“Tra le tendenze più avanzate del teatro contemporaneo c’è indubbiamente la “domanda critica” sul senso da dare alla produzione di spettacolo, e anche sulla linea di confine tra attore e spettatore e fra teatro e improvvisazione.

Attorno a un grande tavolo di legno che occupa l’intera sala teatrale siedono ordinatamente allineati attori e spettatori in una specie di ideale serata domestica dove si parla con le parole degli altri e si recita un copione insolito.
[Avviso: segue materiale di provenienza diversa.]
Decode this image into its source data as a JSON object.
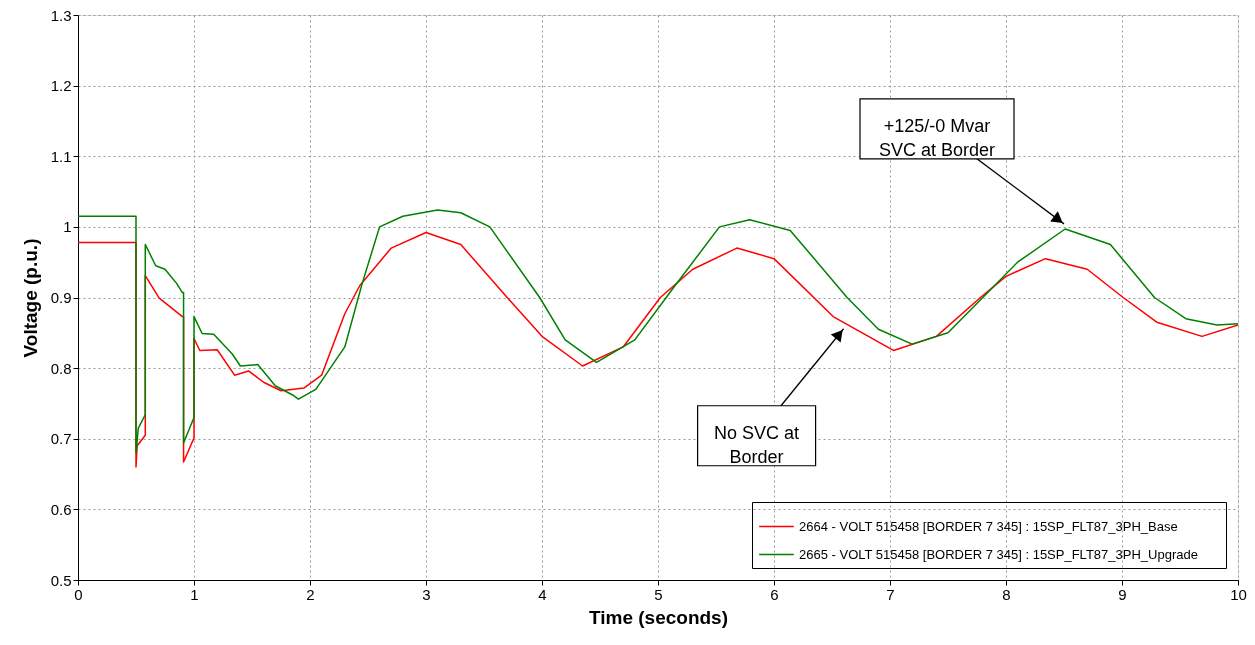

Lo spettacolo diventa in tal modo una collana di fatterelli, mozziconi di storie, invettive e soliloqui, divagazioni e riflessioni che saltano sulla scena come giocattoli a molla racchiusi nella scatola delle sorprese. Joyce, Brecht, Heine, Sartre, i grandi tragici, lo spogliarello e il gioco di prestigio, la chiacchiera querula del finto spettatore critico, il battibecco tra attori e personaggi, l’addestramento dell’attore in una Babele espressiva senza rete costruiscono l’atmosfera di una teatralità giocata sull’azzardo dell’improvvisazione e sul calcolo della premeditazione accuratamente celata dietro l’effetto-happening.

Quando incomincia lo spettacolo ha la tonalità ibrida della mestizia e della spensieratezza, in cui la materia teatrale si fa aerea o pesante, densa o sfilacciata, fino a coinvolgere lo spettatore nella vita concreta dell’attore. E’ il momento più “puro” dello spettacolo, quando Giorgio Gennari e Giancarlo Ilari, semisoffocati in pesanti costumi di stoffa e corda, devono imparare a ripetere le acrobazie linguistiche di Finnegans Wake di Joyce, guidati da un direttore di scena annoiato e saccente. E’ la parte più teatrale di questo lavoro affascinante e elegante, dedicato all’attore e al suo modo di farsi spettacolo senza intermediari e senza limiti, dove le spericolatezze della lingua diventano un incubo e una consolazione. Una ricerca espressiva che punta alla performance dell’attore come arte sovrana della scena.”